Structure Type: built works - public buildings - courthouses
Designers: Ritchie, Willis, A., Architect (firm); Willis Alexander Ritchie (architect)
Dates: constructed 1890-1891
4 stories
Building History
According to a newspaper report published in the Seattle Post-Intelligenceron 06/30/1890, Willis A. Ritchie's design for the Jefferson County Courthouse was one of eight considered by the Board of County Commissioners. Of these eight submissions, two semi-finalists were selected, one by the Port Townsend architectural firm of Whiteway and Schroeder and one by Ritchie. The article stated: "The board of county commissioners has been in session the past four days, examining plans for the new courthouse it is proposed to build here, at a cost of $100,000. Of the eight sets of plans submitted, two are still under consideration by the board. These are the plans drawn by Whiteway & Schroeder, of this city, and W. A. Ritchie, of Seattle, A selection will be made tomorrow." (See "Port Townsend's New Courthouse," Seattle Post-Intelligencer, 06/30/1890, p. 1.) County officials went with the latter architect, who was experiencing wide success in contemporary governmental building competitions.
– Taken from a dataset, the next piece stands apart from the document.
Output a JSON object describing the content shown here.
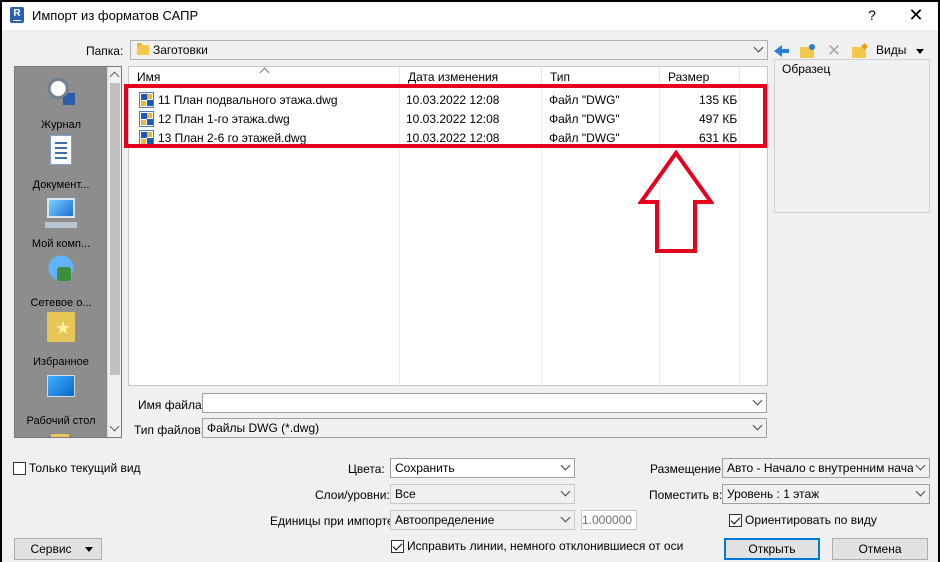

Willis Ritchie also designed, at about the same time, the Thurston County Courthouse in Olympia, WA, which housed the state legislature from 1905-1927. This building for Port Townsend, then beginning an economic slide that would not abate until the late 1920s, was done in an economical way. The building had a large scale and monumental bell tower, but costs were cut on cladding materials. Instead of the Richardsonian Romanesque's usual rusticated ashlar walls, the Jefferson County Court House had brick walls with only foundation work and trim--lintels, arches and courses--picked out in rough-faced stone.
Building Notes
At the time that the Richardsonian Romanesque Jefferson County Courthouse was being built, architect Willis A. Ritchie rented an office in Seattle's Union Block. He operated in this building from 1889-1894, when he, like a number of other opportunistic architects, pulled up stakes and moved elsewhere during the economic downturn that followed the 1893 financial collapse of the railroad industry.